Chinese Dissident Liu Xiabo Wins Nobel Peace Prize

Epoch Times8. Oktober 2010 Aktualisiert: 8. Oktober 2010 23:09

Chinese dissident Liu Xiaobo has been awarded this year’s Nobel Peace Prize. Liu is currently serving an 11-year prison sentence in China. He is the first Chinese national to win the prize.

Last Christmas, Liu was sentenced for „inciting subversion of state power“. That was after he helped launch Charter 08, a 2008 manifesto calling for democratic reform of the one-party state.

The charge of inciting subversion is a broad accusation that covers criticisms of the Communist Party and its policies.

Liu’s wife, Liu Xia, has been unreachable for comment. Her brother told a human rights group that police were at her house, preventing her from giving interviews.
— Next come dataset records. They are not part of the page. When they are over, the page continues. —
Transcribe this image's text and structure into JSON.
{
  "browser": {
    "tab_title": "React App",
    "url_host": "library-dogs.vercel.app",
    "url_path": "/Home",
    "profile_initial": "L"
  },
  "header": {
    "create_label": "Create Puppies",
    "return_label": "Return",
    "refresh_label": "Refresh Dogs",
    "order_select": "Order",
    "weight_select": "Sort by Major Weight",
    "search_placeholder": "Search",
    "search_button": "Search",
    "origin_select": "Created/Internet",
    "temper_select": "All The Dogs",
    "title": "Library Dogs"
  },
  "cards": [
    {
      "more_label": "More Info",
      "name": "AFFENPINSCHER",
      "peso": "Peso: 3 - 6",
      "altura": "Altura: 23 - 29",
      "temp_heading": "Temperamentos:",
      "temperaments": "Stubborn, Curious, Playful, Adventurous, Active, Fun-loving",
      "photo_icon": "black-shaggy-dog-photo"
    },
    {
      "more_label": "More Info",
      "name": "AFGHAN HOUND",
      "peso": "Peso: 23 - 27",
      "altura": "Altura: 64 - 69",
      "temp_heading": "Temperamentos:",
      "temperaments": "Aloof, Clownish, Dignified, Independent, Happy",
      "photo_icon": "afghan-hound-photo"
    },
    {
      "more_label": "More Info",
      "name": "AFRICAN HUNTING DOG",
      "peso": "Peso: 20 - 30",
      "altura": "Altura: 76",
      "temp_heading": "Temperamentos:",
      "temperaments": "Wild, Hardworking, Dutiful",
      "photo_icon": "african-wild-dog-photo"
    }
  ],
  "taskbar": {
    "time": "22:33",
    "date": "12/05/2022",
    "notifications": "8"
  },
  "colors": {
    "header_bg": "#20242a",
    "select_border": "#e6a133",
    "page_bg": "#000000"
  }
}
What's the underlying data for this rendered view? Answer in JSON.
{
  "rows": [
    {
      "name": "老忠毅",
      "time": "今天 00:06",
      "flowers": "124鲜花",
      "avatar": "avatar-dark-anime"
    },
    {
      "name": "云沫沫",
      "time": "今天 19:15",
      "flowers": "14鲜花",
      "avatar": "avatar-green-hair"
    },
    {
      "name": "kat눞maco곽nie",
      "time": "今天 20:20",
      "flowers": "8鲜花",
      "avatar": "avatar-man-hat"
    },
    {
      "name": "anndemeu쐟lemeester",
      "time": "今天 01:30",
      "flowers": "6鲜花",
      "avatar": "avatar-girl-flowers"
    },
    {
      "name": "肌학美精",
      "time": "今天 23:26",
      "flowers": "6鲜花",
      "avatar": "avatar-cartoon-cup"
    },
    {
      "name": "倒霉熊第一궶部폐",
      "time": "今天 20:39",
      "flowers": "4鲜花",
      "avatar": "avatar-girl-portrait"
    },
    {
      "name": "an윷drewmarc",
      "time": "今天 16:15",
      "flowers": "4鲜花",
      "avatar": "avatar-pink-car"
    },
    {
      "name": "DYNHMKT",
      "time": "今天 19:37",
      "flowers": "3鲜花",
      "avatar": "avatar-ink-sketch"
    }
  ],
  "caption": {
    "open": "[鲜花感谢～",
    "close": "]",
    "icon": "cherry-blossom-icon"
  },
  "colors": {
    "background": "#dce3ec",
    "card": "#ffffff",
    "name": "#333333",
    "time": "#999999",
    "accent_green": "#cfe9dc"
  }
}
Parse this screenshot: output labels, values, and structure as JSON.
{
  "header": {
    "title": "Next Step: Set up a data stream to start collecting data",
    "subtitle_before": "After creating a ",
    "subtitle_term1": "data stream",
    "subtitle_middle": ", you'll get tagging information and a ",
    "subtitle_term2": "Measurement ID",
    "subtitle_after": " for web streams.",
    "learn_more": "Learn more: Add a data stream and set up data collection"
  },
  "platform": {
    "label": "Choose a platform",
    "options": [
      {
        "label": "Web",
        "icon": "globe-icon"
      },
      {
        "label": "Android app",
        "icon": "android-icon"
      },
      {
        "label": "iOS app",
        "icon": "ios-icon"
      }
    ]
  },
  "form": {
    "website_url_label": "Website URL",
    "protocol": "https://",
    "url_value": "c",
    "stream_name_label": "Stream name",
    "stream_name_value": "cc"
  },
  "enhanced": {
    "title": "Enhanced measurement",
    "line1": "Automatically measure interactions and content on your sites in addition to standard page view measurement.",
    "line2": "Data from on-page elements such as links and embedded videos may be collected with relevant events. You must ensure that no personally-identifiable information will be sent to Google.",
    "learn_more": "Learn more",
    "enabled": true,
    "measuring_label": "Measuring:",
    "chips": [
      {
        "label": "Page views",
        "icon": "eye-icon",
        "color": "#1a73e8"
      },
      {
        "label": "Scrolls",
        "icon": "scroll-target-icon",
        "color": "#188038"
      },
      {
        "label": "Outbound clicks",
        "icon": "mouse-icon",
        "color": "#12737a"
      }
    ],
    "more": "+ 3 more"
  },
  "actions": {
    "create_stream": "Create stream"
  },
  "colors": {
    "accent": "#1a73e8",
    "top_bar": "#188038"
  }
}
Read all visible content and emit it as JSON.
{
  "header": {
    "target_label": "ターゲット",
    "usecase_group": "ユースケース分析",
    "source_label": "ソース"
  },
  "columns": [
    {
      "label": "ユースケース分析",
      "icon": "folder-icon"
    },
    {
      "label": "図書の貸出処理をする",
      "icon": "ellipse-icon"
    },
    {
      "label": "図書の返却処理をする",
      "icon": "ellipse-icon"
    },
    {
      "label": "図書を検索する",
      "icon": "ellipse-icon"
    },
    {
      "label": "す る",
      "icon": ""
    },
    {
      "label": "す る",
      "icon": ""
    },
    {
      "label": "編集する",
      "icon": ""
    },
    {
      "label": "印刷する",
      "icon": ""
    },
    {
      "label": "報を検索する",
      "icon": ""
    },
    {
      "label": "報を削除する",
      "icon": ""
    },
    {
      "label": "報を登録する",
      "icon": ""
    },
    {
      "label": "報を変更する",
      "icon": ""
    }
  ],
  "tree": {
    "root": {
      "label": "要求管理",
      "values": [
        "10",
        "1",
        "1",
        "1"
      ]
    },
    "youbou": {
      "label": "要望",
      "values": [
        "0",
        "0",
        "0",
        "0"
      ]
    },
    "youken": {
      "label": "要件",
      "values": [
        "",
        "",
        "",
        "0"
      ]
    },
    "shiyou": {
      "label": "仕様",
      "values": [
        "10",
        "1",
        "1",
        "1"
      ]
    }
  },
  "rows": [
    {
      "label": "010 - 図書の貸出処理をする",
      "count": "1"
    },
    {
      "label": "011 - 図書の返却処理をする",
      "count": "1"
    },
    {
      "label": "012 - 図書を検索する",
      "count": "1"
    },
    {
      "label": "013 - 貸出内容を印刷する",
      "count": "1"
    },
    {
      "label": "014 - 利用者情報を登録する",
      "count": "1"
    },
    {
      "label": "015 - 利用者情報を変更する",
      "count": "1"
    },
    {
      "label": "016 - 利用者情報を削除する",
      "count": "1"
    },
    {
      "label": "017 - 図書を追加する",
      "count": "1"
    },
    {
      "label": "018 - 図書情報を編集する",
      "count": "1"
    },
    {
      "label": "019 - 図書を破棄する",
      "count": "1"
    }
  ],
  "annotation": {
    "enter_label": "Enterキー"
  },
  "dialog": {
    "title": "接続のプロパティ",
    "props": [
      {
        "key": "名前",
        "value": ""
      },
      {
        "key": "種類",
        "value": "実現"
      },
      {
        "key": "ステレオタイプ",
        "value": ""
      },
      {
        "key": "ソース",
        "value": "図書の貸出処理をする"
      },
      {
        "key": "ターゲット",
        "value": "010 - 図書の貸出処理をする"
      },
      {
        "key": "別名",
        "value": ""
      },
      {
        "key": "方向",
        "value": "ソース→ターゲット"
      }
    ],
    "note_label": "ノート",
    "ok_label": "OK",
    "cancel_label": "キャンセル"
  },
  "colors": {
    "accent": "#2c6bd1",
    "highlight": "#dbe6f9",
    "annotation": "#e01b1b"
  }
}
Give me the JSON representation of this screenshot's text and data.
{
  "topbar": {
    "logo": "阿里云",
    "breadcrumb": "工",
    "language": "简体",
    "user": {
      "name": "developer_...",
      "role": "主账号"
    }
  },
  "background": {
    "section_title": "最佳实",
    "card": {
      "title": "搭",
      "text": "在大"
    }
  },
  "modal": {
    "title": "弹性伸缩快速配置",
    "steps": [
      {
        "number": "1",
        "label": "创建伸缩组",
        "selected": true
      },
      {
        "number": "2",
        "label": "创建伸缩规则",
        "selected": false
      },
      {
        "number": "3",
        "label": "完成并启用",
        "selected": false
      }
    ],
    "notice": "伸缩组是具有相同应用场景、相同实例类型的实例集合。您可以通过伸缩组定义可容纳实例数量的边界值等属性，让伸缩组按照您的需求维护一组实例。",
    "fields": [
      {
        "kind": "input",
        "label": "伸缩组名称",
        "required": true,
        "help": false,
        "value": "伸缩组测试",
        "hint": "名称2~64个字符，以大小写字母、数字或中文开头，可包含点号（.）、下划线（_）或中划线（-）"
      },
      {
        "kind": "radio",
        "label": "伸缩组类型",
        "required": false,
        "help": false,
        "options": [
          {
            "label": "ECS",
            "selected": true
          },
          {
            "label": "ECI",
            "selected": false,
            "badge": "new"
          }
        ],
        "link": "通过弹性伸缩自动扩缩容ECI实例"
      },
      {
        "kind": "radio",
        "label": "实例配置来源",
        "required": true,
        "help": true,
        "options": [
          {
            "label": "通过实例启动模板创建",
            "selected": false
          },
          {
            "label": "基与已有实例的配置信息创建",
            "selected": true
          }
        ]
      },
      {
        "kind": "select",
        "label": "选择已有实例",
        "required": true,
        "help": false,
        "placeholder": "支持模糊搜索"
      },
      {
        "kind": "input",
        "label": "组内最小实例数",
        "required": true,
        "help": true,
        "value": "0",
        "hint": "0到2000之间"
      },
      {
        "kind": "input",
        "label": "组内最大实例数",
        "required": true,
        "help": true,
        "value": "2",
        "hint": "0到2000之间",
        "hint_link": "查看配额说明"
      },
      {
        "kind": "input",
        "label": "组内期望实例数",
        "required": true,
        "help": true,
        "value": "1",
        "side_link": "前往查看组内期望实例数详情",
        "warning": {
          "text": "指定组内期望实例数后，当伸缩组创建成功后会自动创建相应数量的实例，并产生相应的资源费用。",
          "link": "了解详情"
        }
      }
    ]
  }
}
Before the announcement of the Peace Prize, Liu Xia said she was optimistic.

[Liu Xia, Liu Xiaobo’s Wife]:
„If he is nominated, I think it could be of help to him. His friends always say to me that they have high hopes that he will achieve this, even more than he does himself, because it will be an opportunity to bring about reform in China.“

In the statement announcing Liu’s prize, the Nobel Committee praised his struggle for fundamental human rights in China. The committee said that China’s status “must entail increased responsibility”. It also said the Chinese regime had violated international agreements, and that it had limited freedoms and political rights promised in its Constitution.

In a statement Friday, China’s Foreign Ministry called Liu Xiaobo a “criminal”. It said that awarding the Nobel to Liu was „a blasphemy to the Peace Prize.“

Last week, the head of the Norwegian Nobel Institute said that a senior Chinese official warned him against giving the prize to Liu, saying it would affect relations between Oslo and Beijing.

Liu Xiaobo’s lawyer explains why Western countries have been rather silent on Liu’s nomination.

[Pu Zhiqiang, Liu Xiaobo’s Lawyer]:
„The West are temporarily holding back their concern or trying their best to bring up as little as possible on human rights issues in China because of their economy. They want to avoid any harm it will bring to the interest of their market. I can understand their situation. This is human nature. Also, it doesn’t matter if people are concerned or not, Liu Xiaobo won’t change. Some people will not change.“

Human rights groups say Liu’s win is extremely significant. But some analysts are predicting that Chinese authorities will now clamp down even harder on dissent.